Hunter is the fastest runner in the world. Or something. He's also the most uncoordinated. And of course, when they're testing out their new portal, he enters his birthdate for the coordinates...and obviously, his birthdate just happens to be the exact coordinates where Ripto and his buddies are hanging out. Coincidence? I don't think so.

I don't see why you have to do chores for people in exchange for orbs. If Ripto is so evil, why don't they just /give/ me the orbs? Why do we have to go through the whole "Ripto is so evil! *sob* Oh, and while you're here, Ripto keeps making giant T-rex eggs keep fall from the sky and eating my friends. Would you kill the eggs for me? I have an orb that will help you defeat Ripto!" Look, jerkbite, if Ripto is doing this, why not just give me the stupid orb so I can torch his puny rear end and get it over with? Although I suppose if it were that easy, it wouldn't be such a good game. :/

I miss the days where a tiny little man with a big stick was all you had to worry about. Now we've got to worry about tiny little men with big sticks and their enormously huge companions that are dumber than posts. One eats Ripto's big stick, and the other just kinda stands there with an even bigger stick. Ones name is 'Crush', the other is 'Gulp'. I suppose it's appropriate; Gulp is the one that eats Ripto's sceptre, Crush is later crushed by a really big pile of rocks. Oooh, foreshadowing. Or something.

It seems as though Avalar is populated by really stupid creatures that don't know how to protect themselves. I mean, most all of these creatures are smaller than Spyro and could fit into a little crack in a wall or dig a hole and hide it in, right? And all the bad guys are the size of trucks, yet these stupid little creatures just kinda like to hang out in open spaces where the bad guys can easily fit and generally destroy them. I suppose it's sort of a way of saying, "hey, you can move in on our turf, but just because we're smaller than housecats doesn't mean you can just move us!" it would be pretty inspiring, I guess, if they didn't spend all their time running from bad guys with their little tushies on fire.

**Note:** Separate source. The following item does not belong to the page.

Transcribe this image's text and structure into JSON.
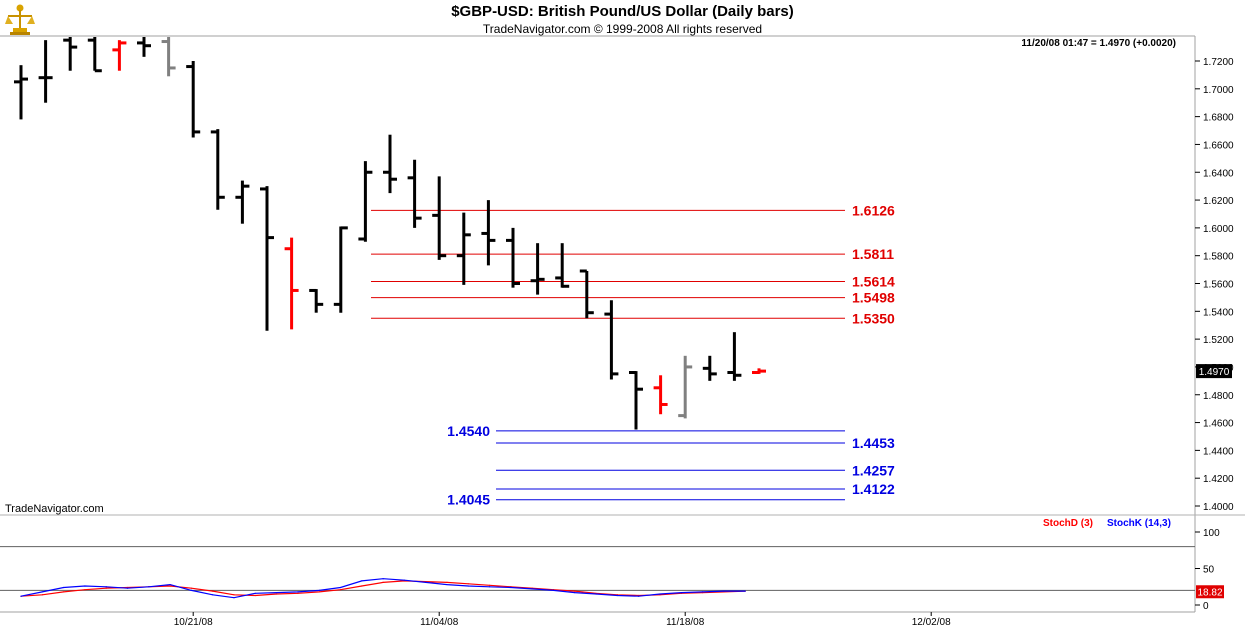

This game kinda follows the Spryo tradition in that you don't really need to do much to get by. Remember in the first one how you didn't even have to beat the bosses, and probably didn't even realize that Toasty/Dr. Shemp/Blowhard/etc. were even supposed to be bosses? I mean, I realized there was something different about those levels, but I never would have guessed they were bosses. The guys at Insomniac must have figured that out, so they made it pretty impossible to not notice you were battling a boss. I believe Elora even says right out a couple times "boss battle". Not to mention the only way you can get to the next level is by beating them.

So overall, Spyro 2: Ripto's Rage! is a good game. Okay, it's better than good. A lot of that 'goodness' factor is the fact that it's so nostalgic, but it's not running on nostalgia alone. It's got great gameplay, adorable (ish) characters, giant landscapes, all that nice stuff.

I just wish you didn't have to wait until Year of the Dragon to kick the crap out of Moneybags.